The country’s roughly 11,000 dairy producers — about half of whom are in Quebec — will receive $345 million to be distributed this year, Bibeau told reporters on a farm in Compton, Que. She promised a similar program when the Canada-United States-Mexico Agreement comes into force.

The sums will be allocated according to producers’ quotas, with an average farmer with a herd of 80 cows receiving $28,000 in the first year. Bibeau added her party has committed to no longer cede market share in the dairy sector in future international free trade negotiations.

She also rejected accusations that Friday’s announcement — two months before October’s federal election — was a ploy for votes.

“In terms of financial mechanisms, there is a lot of complexity,” Bibeau said. “The producers of dairy, eggs and poultry each had their preferences in terms of financial mechanisms. So with all this complexity … that’s what explains the delays. So, it’s not really about an electoral timeline.”

The Liberal government’s March budget earmarked $2.15 billion to help farmers who lose income because of the trade deals with Europe and the Pacific Rim, both of which make it easier for foreign egg, dairy and poultry producers to enter the Canadian market.

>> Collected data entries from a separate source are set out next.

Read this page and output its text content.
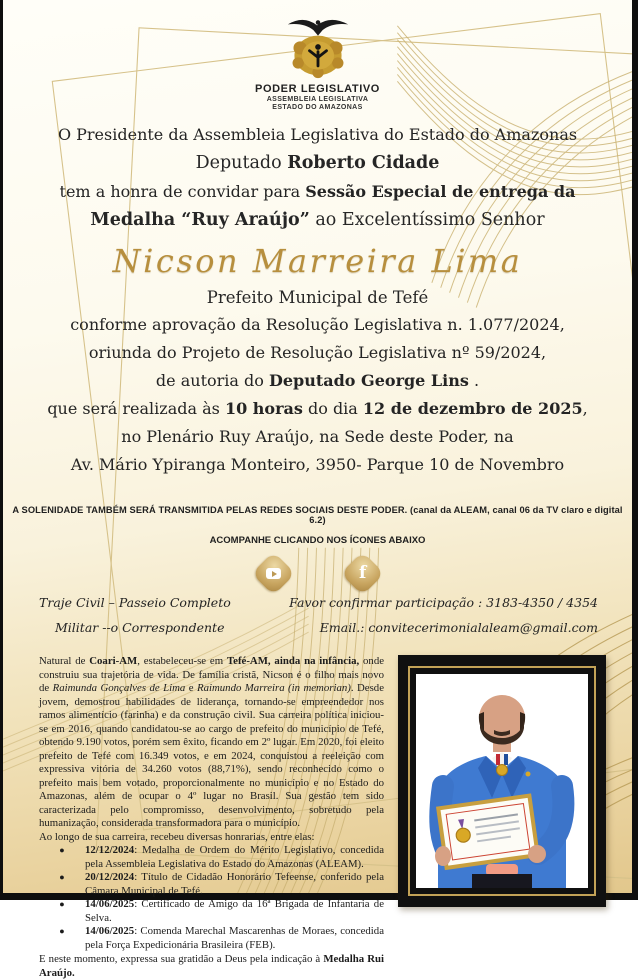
PODER LEGISLATIVO
ASSEMBLEIA LEGISLATIVA
ESTADO DO AMAZONAS

O Presidente da Assembleia Legislativa do Estado do Amazonas

Deputado Roberto Cidade

tem a honra de convidar para Sessão Especial de entrega da

Medalha “Ruy Araújo” ao Excelentíssimo Senhor

Nicson Marreira Lima

Prefeito Municipal de Tefé

conforme aprovação da Resolução Legislativa n. 1.077/2024,

oriunda do Projeto de Resolução Legislativa nº 59/2024,

de autoria do Deputado George Lins .

que será realizada às 10 horas do dia 12 de dezembro de 2025,

no Plenário Ruy Araújo, na Sede deste Poder, na

Av. Mário Ypiranga Monteiro, 3950- Parque 10 de Novembro

A SOLENIDADE TAMBÉM SERÁ TRANSMITIDA PELAS REDES SOCIAIS DESTE PODER. (canal da ALEAM, canal 06 da TV claro e digital 6.2)

ACOMPANHE CLICANDO NOS ÍCONES ABAIXO

f

Traje Civil – Passeio Completo

Militar --o Correspondente

Favor confirmar participação : 3183-4350 / 4354

Email.: convitecerimonialaleam@gmail.com

Natural de Coari-AM, estabeleceu-se em Tefé-AM, ainda na infância, onde construiu sua trajetória de vida. De família cristã, Nicson é o filho mais novo de Raimunda Gonçalves de Lima e Raimundo Marreira (in memorian). Desde jovem, demostrou habilidades de liderança, tornando-se empreendedor nos ramos alimentício (farinha) e da construção civil. Sua carreira política iniciou-se em 2016, quando candidatou-se ao cargo de prefeito do município de Tefé, obtendo 9.190 votos, porém sem êxito, ficando em 2º lugar. Em 2020, foi eleito prefeito de Tefé com 16.349 votos, e em 2024, conquistou a reeleição com expressiva vitória de 34.260 votos (88,71%), sendo reconhecido como o prefeito mais bem votado, proporcionalmente no município e no Estado do Amazonas, além de ocupar o 4º lugar no Brasil. Sua gestão tem sido caracterizada pelo compromisso, desenvolvimento, sobretudo pela humanização, considerada transformadora para o município.

Ao longo de sua carreira, recebeu diversas honrarias, entre elas:

●	12/12/2024: Medalha de Ordem do Mérito Legislativo, concedida pela Assembleia Legislativa do Estado do Amazonas (ALEAM).

●	20/12/2024: Título de Cidadão Honorário Tefeense, conferido pela Câmara Municipal de Tefé.

●	14/06/2025: Certificado de Amigo da 16ª Brigada de Infantaria de Selva.

●	14/06/2025: Comenda Marechal Mascarenhas de Moraes, concedida pela Força Expedicionária Brasileira (FEB).

E neste momento, expressa sua gratidão a Deus pela indicação à Medalha Rui Araújo.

Bibeau said negotiations are ongoing between the federal government and egg and poultry farmers, for a separate compensation program. She said money for those farmers will be available “as quickly as possible.”

Jacques Lefebvre, chief executive officer of Dairy Farmers of Canada, said the government’s commitment is “a very good announcement.” But he said Prime Minister Justin Trudeau made two promises to his members.

“The first one was to compensate, and he’s followed through on that,” Lefebvre told reporters following the announcement. “The other one is there would be no future concessions in any new trade deals, and we’ll be very vigilant on that one.”

Conservative Leader Andrew Scheer said the Liberals’ plan is the “exact same formula” the Conservatives put forward under Stephen Harper’s government before the 2015 election.

“I know a lot of producers are concerned it took this long,” he told reporters in Moncton, N.B. “This is the same plan that Conservatives originally put on the table. This would be in line with what a Conservative government would do and has done in the past, and has proposed in the past.”

Scheer added Trudeau “gave away” too much to U.S. President Donald Trump during negotiations of the new Canada-United States-Mexico Agreement.